Page MenuHomePhabricator

[analyzer] Drastically simplify the tblgen files used for checkers
ClosedPublic

Authored by Szelethus on Nov 1 2018, 1:54 PM.

Details

Summary

TL;DR: Interestingly, only about the quarter of the emitter file is used, the DescFile entry hasn't ever been touched [1], and the entire concept of groups is a mystery, so I removed them.

Details:

Now that I've spent quite a lot of time digging through how the analyzer is invoked, specifically analyzer configurations, I wanted to make sense out of the (in my opinion) somewhat outdated checker option issue, and more generally, checker registration.

@NoQ mentioned on the mailing list [2] that maybe it'd be worth converting the tblgen solution to a .def file, which makes a lot of sense:

  • As far as I know, tblgen is mainly used by actual LLVM backend developers, and folks on the Static Analyzer may not be that familiar with the language.
  • We wouldn't need to run tblgen to see what the file actually will turn into, that is a feature I'd really appreciate.
  • Somewhat related to the earlier point, but unless you spend 10-20 minutes figuring out where checkers come from, it would seem they are created out of thin air. Changing to a .def format removes an unnecessary complication.

There are some cons though:

  • tblgen files look awesome. I get that this isn't a very strong point, but it's a pretty sight compared to a .def file.
  • It would probably imply very invasive changes in a lot of files doing the checker registration, because there's a lot of work the emitter does, that would ideally need to be handled inside the analyzer.

I did this change, so that I had less complications to deal with, should we agree that a change to .def is a good idea.

[1] http://lists.llvm.org/pipermail/cfe-dev/2018-October/059664.html
[2] http://lists.llvm.org/pipermail/cfe-dev/2018-October/059976.html

Diff Detail

Repository
rL LLVM

Event Timeline

Szelethus created this revision.Nov 1 2018, 1:54 PM
xazax.hun accepted this revision.Nov 2 2018, 5:09 AM

LGTM, but let's wait for @NoQ before committing.

This revision is now accepted and ready to land.Nov 2 2018, 5:09 AM
Szelethus updated this revision to Diff 172533.Nov 4 2018, 3:04 PM
  • Came to the shocking realization that Hidden is also an unused property, so I removed that too.
  • Added comments to CheckerBase.td.
  • Added missing // end "packagename" comments

Now that CheckerBase.td isn't that cryptic, maybe it isn't worth pursuing the .def file conversion -- it probably would take a lot of effort for little value. My main issue was the maintenance of these tblgen files, but not that they have been simplified, I think it's fine to leave as is.

Szelethus updated this revision to Diff 172534.Nov 4 2018, 3:05 PM
Szelethus set the repository for this revision to rC Clang.
NoQ accepted this revision.Nov 9 2018, 2:59 PM

Thx!! Burn it.

tblgen files look awesome. I get that this isn't a very strong point, but it's a pretty sight compared to a .def file.
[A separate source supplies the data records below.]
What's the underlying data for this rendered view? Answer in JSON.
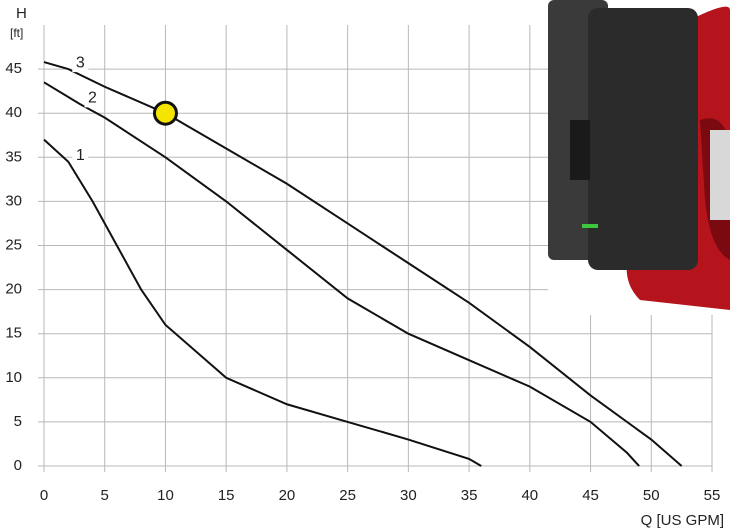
{
  "chart_data": {
    "type": "line",
    "y_label_top": "H",
    "y_label_unit": "[ft]",
    "x_label": "Q [US GPM]",
    "xlim": [
      0,
      55
    ],
    "xticks": [
      0,
      5,
      10,
      15,
      20,
      25,
      30,
      35,
      40,
      45,
      50,
      55
    ],
    "ylim": [
      0,
      50
    ],
    "yticks": [
      0,
      5,
      10,
      15,
      20,
      25,
      30,
      35,
      40,
      45
    ],
    "grid": true,
    "series": [
      {
        "name": "1",
        "color": "#111111",
        "x": [
          0,
          2,
          4,
          6,
          8,
          10,
          15,
          20,
          25,
          30,
          35,
          36
        ],
        "values": [
          37,
          34.5,
          30,
          25,
          20,
          16,
          10,
          7,
          5,
          3,
          0.8,
          0
        ]
      },
      {
        "name": "2",
        "color": "#111111",
        "x": [
          0,
          3,
          5,
          10,
          15,
          20,
          25,
          30,
          35,
          40,
          45,
          48,
          49
        ],
        "values": [
          43.5,
          41,
          39.5,
          35,
          30,
          24.5,
          19,
          15,
          12,
          9,
          5,
          1.5,
          0
        ]
      },
      {
        "name": "3",
        "color": "#111111",
        "x": [
          0,
          2,
          5,
          10,
          15,
          20,
          25,
          30,
          35,
          40,
          45,
          50,
          52.5
        ],
        "values": [
          45.8,
          45,
          43,
          40,
          36,
          32,
          27.5,
          23,
          18.5,
          13.5,
          8,
          3,
          0
        ]
      }
    ],
    "marker": {
      "x": 10,
      "y": 40,
      "color": "#f5e400"
    }
  }
}
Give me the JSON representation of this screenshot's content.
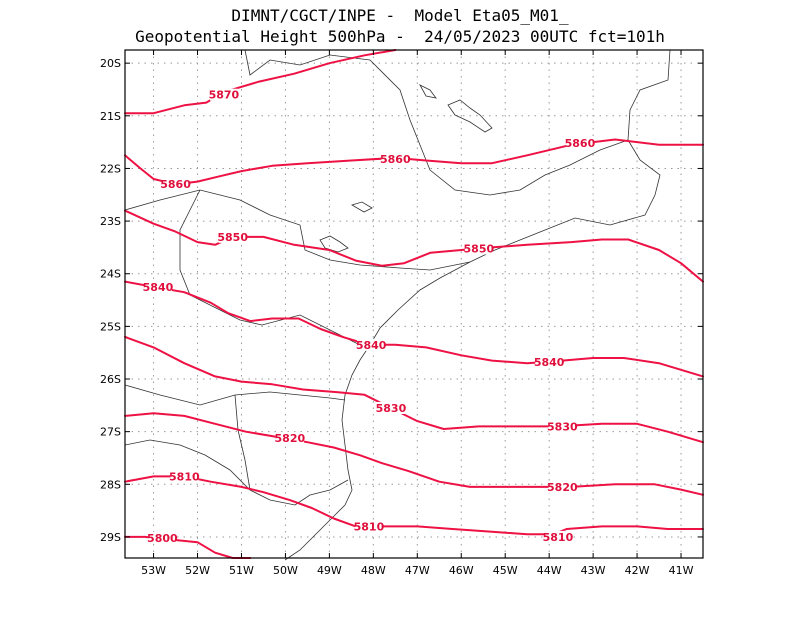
{
  "header": {
    "line1": "DIMNT/CGCT/INPE -  Model Eta05_M01_",
    "line2": "Geopotential Height 500hPa -  24/05/2023 00UTC fct=101h"
  },
  "chart_data": {
    "type": "contour-map",
    "variable": "Geopotential Height 500hPa",
    "lon_range": [
      -53.65,
      -40.5
    ],
    "lat_range": [
      -29.4,
      -19.75
    ],
    "grid": true,
    "lat_ticks": [
      {
        "value": -20,
        "label": "20S"
      },
      {
        "value": -21,
        "label": "21S"
      },
      {
        "value": -22,
        "label": "22S"
      },
      {
        "value": -23,
        "label": "23S"
      },
      {
        "value": -24,
        "label": "24S"
      },
      {
        "value": -25,
        "label": "25S"
      },
      {
        "value": -26,
        "label": "26S"
      },
      {
        "value": -27,
        "label": "27S"
      },
      {
        "value": -28,
        "label": "28S"
      },
      {
        "value": -29,
        "label": "29S"
      }
    ],
    "lon_ticks": [
      {
        "value": -53,
        "label": "53W"
      },
      {
        "value": -52,
        "label": "52W"
      },
      {
        "value": -51,
        "label": "51W"
      },
      {
        "value": -50,
        "label": "50W"
      },
      {
        "value": -49,
        "label": "49W"
      },
      {
        "value": -48,
        "label": "48W"
      },
      {
        "value": -47,
        "label": "47W"
      },
      {
        "value": -46,
        "label": "46W"
      },
      {
        "value": -45,
        "label": "45W"
      },
      {
        "value": -44,
        "label": "44W"
      },
      {
        "value": -43,
        "label": "43W"
      },
      {
        "value": -42,
        "label": "42W"
      },
      {
        "value": -41,
        "label": "41W"
      }
    ],
    "contours": [
      {
        "value": 5870,
        "points": [
          [
            -53.65,
            -20.95
          ],
          [
            -53,
            -20.95
          ],
          [
            -52.3,
            -20.8
          ],
          [
            -51.8,
            -20.75
          ],
          [
            -51.4,
            -20.55
          ],
          [
            -50.6,
            -20.35
          ],
          [
            -49.8,
            -20.2
          ],
          [
            -49,
            -20.0
          ],
          [
            -48.2,
            -19.85
          ],
          [
            -47.5,
            -19.75
          ]
        ]
      },
      {
        "value": 5860,
        "points": [
          [
            -53.65,
            -21.75
          ],
          [
            -53.3,
            -22.0
          ],
          [
            -53,
            -22.2
          ],
          [
            -52.5,
            -22.3
          ],
          [
            -52,
            -22.25
          ],
          [
            -51.5,
            -22.15
          ],
          [
            -51,
            -22.05
          ],
          [
            -50.3,
            -21.95
          ],
          [
            -49.5,
            -21.9
          ],
          [
            -48.5,
            -21.85
          ],
          [
            -47.5,
            -21.8
          ],
          [
            -46.8,
            -21.85
          ],
          [
            -46,
            -21.9
          ],
          [
            -45.3,
            -21.9
          ],
          [
            -44.5,
            -21.75
          ],
          [
            -43.5,
            -21.55
          ],
          [
            -42.5,
            -21.45
          ],
          [
            -41.5,
            -21.55
          ],
          [
            -40.5,
            -21.55
          ]
        ]
      },
      {
        "value": 5850,
        "points": [
          [
            -53.65,
            -22.8
          ],
          [
            -53,
            -23.05
          ],
          [
            -52.5,
            -23.2
          ],
          [
            -52,
            -23.4
          ],
          [
            -51.6,
            -23.45
          ],
          [
            -51.2,
            -23.3
          ],
          [
            -50.5,
            -23.3
          ],
          [
            -49.8,
            -23.45
          ],
          [
            -49,
            -23.55
          ],
          [
            -48.4,
            -23.75
          ],
          [
            -47.8,
            -23.85
          ],
          [
            -47.3,
            -23.8
          ],
          [
            -46.7,
            -23.6
          ],
          [
            -46,
            -23.55
          ],
          [
            -45.3,
            -23.5
          ],
          [
            -44.5,
            -23.45
          ],
          [
            -43.5,
            -23.4
          ],
          [
            -42.8,
            -23.35
          ],
          [
            -42.2,
            -23.35
          ],
          [
            -41.5,
            -23.55
          ],
          [
            -41,
            -23.8
          ],
          [
            -40.5,
            -24.15
          ]
        ]
      },
      {
        "value": 5840,
        "points": [
          [
            -53.65,
            -24.15
          ],
          [
            -53,
            -24.25
          ],
          [
            -52.3,
            -24.35
          ],
          [
            -51.7,
            -24.55
          ],
          [
            -51.3,
            -24.75
          ],
          [
            -50.8,
            -24.9
          ],
          [
            -50.3,
            -24.85
          ],
          [
            -49.7,
            -24.85
          ],
          [
            -49.2,
            -25.05
          ],
          [
            -48.7,
            -25.2
          ],
          [
            -48.1,
            -25.35
          ],
          [
            -47.5,
            -25.35
          ],
          [
            -46.8,
            -25.4
          ],
          [
            -46,
            -25.55
          ],
          [
            -45.3,
            -25.65
          ],
          [
            -44.5,
            -25.7
          ],
          [
            -43.7,
            -25.65
          ],
          [
            -43,
            -25.6
          ],
          [
            -42.3,
            -25.6
          ],
          [
            -41.5,
            -25.7
          ],
          [
            -40.5,
            -25.95
          ]
        ]
      },
      {
        "value": 5830,
        "points": [
          [
            -53.65,
            -25.2
          ],
          [
            -53,
            -25.4
          ],
          [
            -52.3,
            -25.7
          ],
          [
            -51.6,
            -25.95
          ],
          [
            -51,
            -26.05
          ],
          [
            -50.3,
            -26.1
          ],
          [
            -49.6,
            -26.2
          ],
          [
            -48.8,
            -26.25
          ],
          [
            -48.2,
            -26.3
          ],
          [
            -47.6,
            -26.55
          ],
          [
            -47,
            -26.8
          ],
          [
            -46.4,
            -26.95
          ],
          [
            -45.6,
            -26.9
          ],
          [
            -44.6,
            -26.9
          ],
          [
            -43.8,
            -26.9
          ],
          [
            -42.8,
            -26.85
          ],
          [
            -42,
            -26.85
          ],
          [
            -41.3,
            -27.0
          ],
          [
            -40.5,
            -27.2
          ]
        ]
      },
      {
        "value": 5820,
        "points": [
          [
            -53.65,
            -26.7
          ],
          [
            -53,
            -26.65
          ],
          [
            -52.3,
            -26.7
          ],
          [
            -51.6,
            -26.85
          ],
          [
            -50.9,
            -27.0
          ],
          [
            -50.2,
            -27.1
          ],
          [
            -49.5,
            -27.2
          ],
          [
            -48.9,
            -27.3
          ],
          [
            -48.3,
            -27.45
          ],
          [
            -47.8,
            -27.6
          ],
          [
            -47.2,
            -27.75
          ],
          [
            -46.5,
            -27.95
          ],
          [
            -45.8,
            -28.05
          ],
          [
            -45,
            -28.05
          ],
          [
            -44.2,
            -28.05
          ],
          [
            -43.5,
            -28.05
          ],
          [
            -42.5,
            -28.0
          ],
          [
            -41.6,
            -28.0
          ],
          [
            -41,
            -28.1
          ],
          [
            -40.5,
            -28.2
          ]
        ]
      },
      {
        "value": 5810,
        "points": [
          [
            -53.65,
            -27.95
          ],
          [
            -53,
            -27.85
          ],
          [
            -52.3,
            -27.85
          ],
          [
            -51.7,
            -27.95
          ],
          [
            -51,
            -28.05
          ],
          [
            -50.5,
            -28.15
          ],
          [
            -49.9,
            -28.3
          ],
          [
            -49.4,
            -28.45
          ],
          [
            -48.9,
            -28.65
          ],
          [
            -48.4,
            -28.8
          ],
          [
            -47.8,
            -28.8
          ],
          [
            -47,
            -28.8
          ],
          [
            -46.2,
            -28.85
          ],
          [
            -45.3,
            -28.9
          ],
          [
            -44.5,
            -28.95
          ],
          [
            -43.9,
            -28.95
          ],
          [
            -43.6,
            -28.85
          ],
          [
            -42.8,
            -28.8
          ],
          [
            -42,
            -28.8
          ],
          [
            -41.3,
            -28.85
          ],
          [
            -40.5,
            -28.85
          ]
        ]
      },
      {
        "value": 5800,
        "points": [
          [
            -53.65,
            -29.0
          ],
          [
            -53.2,
            -29.0
          ],
          [
            -52.6,
            -29.05
          ],
          [
            -52,
            -29.1
          ],
          [
            -51.6,
            -29.3
          ],
          [
            -51.2,
            -29.4
          ],
          [
            -50.8,
            -29.4
          ]
        ]
      }
    ],
    "contour_labels": [
      {
        "value": 5870,
        "lon": -51.4,
        "lat": -20.6
      },
      {
        "value": 5860,
        "lon": -52.5,
        "lat": -22.3
      },
      {
        "value": 5860,
        "lon": -47.5,
        "lat": -21.82
      },
      {
        "value": 5860,
        "lon": -43.3,
        "lat": -21.52
      },
      {
        "value": 5850,
        "lon": -51.2,
        "lat": -23.3
      },
      {
        "value": 5850,
        "lon": -45.6,
        "lat": -23.52
      },
      {
        "value": 5840,
        "lon": -52.9,
        "lat": -24.25
      },
      {
        "value": 5840,
        "lon": -48.05,
        "lat": -25.35
      },
      {
        "value": 5840,
        "lon": -44.0,
        "lat": -25.68
      },
      {
        "value": 5830,
        "lon": -47.6,
        "lat": -26.55
      },
      {
        "value": 5830,
        "lon": -43.7,
        "lat": -26.9
      },
      {
        "value": 5820,
        "lon": -49.9,
        "lat": -27.12
      },
      {
        "value": 5820,
        "lon": -43.7,
        "lat": -28.05
      },
      {
        "value": 5810,
        "lon": -52.3,
        "lat": -27.85
      },
      {
        "value": 5810,
        "lon": -48.1,
        "lat": -28.8
      },
      {
        "value": 5810,
        "lon": -43.8,
        "lat": -29.0
      },
      {
        "value": 5800,
        "lon": -52.8,
        "lat": -29.02
      }
    ]
  }
}
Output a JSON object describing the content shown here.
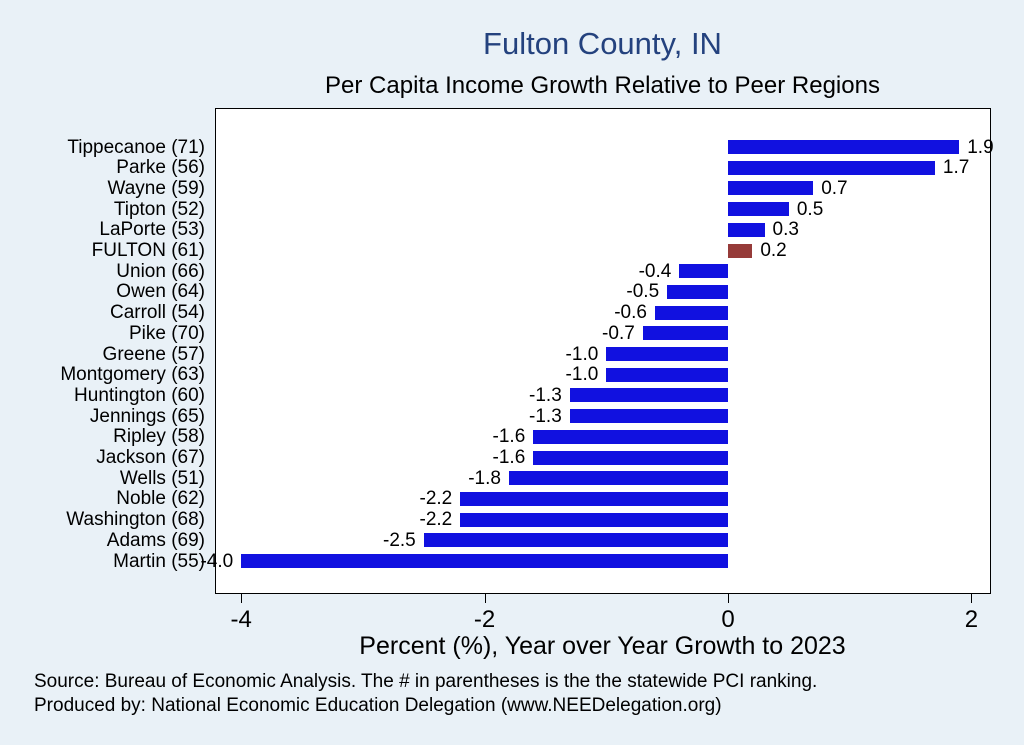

I agree that it's aesthetically satisfying, but it is (1) inconvenient to write because that's the whole new syntax you need to memorize, i.e. all those <> and semicolons and (2) not cooperating when i want to look up checker name by source file (have to scan a few pages up to see the alias for the package and then jump multiple times to see what it expands to). So i'm still for ditching tblgen eventually :) But i definitely don't insist.

I agree that it's aesthetically satisfying, but it is (1) inconvenient to write because that's the whole new syntax you need to memorize, i.e. all those <> and semicolons and (2) not cooperating when i want to look up checker name by source file (have to scan a few pages up to see the alias for the package and then jump multiple times to see what it expands to). So i'm still for ditching tblgen eventually :) But i definitely don't insist.

It is also a very powerful tool, and once you figure out how it works (which obviously can't be expected every time it has to be touched), it does its job wonderfully. The issue with recreating this by abusing the preprocessor is that it leads to

  • Very cryptic errors messages while developing
  • A ton of warnings if by accident it's commited with a flaw that a platform will pick up (I managed to generate 976! And that's not counting non-windows platforms)
  • Arguably harder to comprehend code, that either "just works", or will be the nightmare of the ages to fix

Like many other things around here, tblgen usage is severely underdocumented, and if the greatest drawback of not understanding how it works could be fixed (via even more documentation), I believe we'd appreciate this tool a lot more. I'm more than willing to work on this a bit more, as I already chew through most of the related files in the last couple weeks.

This revision was automatically updated to reflect the committed changes.